The son of celebrated jeweler and founder of Tiffany & Co., Charles Tiffany, Louis C. Tiffany began his career as a painter in the late 1860s studying under a series of masters including George Inness and Samuel Colman. In the mid-1870s, he turned his attention away from painting and toward the family business of decorative arts and interior design. He built a strong reputation with his exemplary work, even taking part in the 1882 redecoration of the White House.
Despite being highly regarded for his interior design work, Tiffany found he was increasingly drawn to the production of art glass, working for several glass manufacturers from 1875-1878 and honing his skills in the medium that would ultimately bring him the greatest recognition. In 1881, he filed his first patent in glass production, pioneering a new method in glass-tiled mosaic design. Tiffany continued to develop his craft and, in 1885, opened an affiliated interior design company, Tiffany Glass Company, which later changed its name to Tiffany Studios. This new company specialized in the design of private interiors and public spaces, working with numerous clients including Louisine and Henry Osborne Havemeyer and the Art Institute of Chicago.
In 1892, Tiffany received a patent for a new technique in glass production that would establish his place in art glass history: Favrile blown glass.

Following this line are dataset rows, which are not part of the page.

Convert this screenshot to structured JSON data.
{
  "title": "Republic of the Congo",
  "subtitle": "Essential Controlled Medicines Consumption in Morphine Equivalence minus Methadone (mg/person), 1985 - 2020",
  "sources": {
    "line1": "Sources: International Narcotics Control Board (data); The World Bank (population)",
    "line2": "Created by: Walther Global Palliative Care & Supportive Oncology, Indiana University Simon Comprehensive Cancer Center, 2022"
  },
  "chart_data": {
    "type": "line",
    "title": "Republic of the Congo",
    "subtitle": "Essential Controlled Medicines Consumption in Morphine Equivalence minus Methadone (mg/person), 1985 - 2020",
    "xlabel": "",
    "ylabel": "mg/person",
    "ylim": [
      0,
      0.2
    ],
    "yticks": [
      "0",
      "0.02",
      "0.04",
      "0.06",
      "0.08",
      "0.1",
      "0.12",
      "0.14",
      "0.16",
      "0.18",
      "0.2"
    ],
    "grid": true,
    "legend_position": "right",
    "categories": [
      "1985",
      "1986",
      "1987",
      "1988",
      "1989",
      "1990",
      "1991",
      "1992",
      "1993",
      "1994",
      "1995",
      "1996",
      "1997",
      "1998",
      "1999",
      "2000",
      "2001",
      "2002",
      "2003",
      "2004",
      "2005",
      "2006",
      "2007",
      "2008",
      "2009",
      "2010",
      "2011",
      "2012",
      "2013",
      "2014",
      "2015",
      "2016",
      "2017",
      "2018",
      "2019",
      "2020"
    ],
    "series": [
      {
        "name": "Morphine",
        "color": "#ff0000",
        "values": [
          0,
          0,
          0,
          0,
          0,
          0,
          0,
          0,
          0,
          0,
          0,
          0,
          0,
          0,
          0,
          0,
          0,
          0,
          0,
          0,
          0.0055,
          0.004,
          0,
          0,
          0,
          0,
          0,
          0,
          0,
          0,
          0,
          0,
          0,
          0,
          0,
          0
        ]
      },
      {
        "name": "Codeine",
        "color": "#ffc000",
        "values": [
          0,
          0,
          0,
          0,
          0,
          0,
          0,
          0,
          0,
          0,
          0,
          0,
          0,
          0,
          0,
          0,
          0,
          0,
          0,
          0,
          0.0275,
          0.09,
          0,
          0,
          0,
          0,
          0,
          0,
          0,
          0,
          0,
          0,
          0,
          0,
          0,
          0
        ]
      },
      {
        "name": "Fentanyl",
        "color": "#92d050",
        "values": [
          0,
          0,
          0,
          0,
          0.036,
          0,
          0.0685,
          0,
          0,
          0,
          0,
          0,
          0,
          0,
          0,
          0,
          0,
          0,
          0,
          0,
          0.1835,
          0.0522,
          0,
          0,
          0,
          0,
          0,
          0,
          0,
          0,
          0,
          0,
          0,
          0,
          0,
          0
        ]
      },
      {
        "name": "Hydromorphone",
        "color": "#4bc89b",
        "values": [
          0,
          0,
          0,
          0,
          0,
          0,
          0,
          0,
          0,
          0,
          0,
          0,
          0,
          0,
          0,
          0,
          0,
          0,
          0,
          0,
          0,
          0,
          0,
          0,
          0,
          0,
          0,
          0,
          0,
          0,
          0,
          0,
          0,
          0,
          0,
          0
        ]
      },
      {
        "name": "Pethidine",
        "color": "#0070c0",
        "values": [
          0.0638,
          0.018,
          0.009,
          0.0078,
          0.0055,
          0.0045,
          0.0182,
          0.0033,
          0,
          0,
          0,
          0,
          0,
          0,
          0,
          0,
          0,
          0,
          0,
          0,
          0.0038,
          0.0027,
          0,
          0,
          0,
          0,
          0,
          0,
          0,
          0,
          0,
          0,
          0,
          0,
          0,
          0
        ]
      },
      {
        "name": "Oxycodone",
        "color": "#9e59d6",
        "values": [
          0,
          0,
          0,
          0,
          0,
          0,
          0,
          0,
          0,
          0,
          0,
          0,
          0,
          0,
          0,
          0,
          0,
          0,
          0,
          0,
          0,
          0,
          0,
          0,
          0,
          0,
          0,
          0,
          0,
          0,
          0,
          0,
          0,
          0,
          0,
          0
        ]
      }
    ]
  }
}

Favrile glass is created by treating molten glass with metallic oxides in order to create a colored glass. Before the invention of Favrile glass, iridescent art glass was created by simply applying color, in the form of paint or enamel, over a piece of colorless glass. Tiffany displayed his Favrile glass at the 1900 Paris Exhibition where it won the Grand Prize.
In 1898, Tiffany Studios began manufacturing lighting fixtures and lamps. A year later, Tiffany added enamelwork to his firm’s repertoire, and later, ceramics. He continued to advance the use of Favrile glass, designing glass mosaics for use in interior settings, innovating as he did with new techniques of modeling, shading, and cutting. Upon his father's death in 1902, Tiffany assumed the roles of Vice-president and Art Director of Tiffany & Co. He watched the company’s bottom line fastidiously, ending production of any item that went unsold for one year.
No amount of careful accounting could safeguard Tiffany Studios against the shift in public taste during the 1920s. The scrolls and natural curves so integral to Tiffany’s designs gave way to the right angles of Modernism. Tiffany Studios declared bankruptcy in 1932. Louis C. Tiffany died a year later, personally bankrupt and in relative obscurity. That obscurity was not to last; scholars rediscovered Tiffany’s work in the 1950s, followed by the art market a decade later.
Today, works by Louis Comfort Tiffany and Tiffany Studios are highly sought after in the modern art market, with collectors valuing them for their high production quality, intricate and nature-inspired designs, and stunning use of colored glass.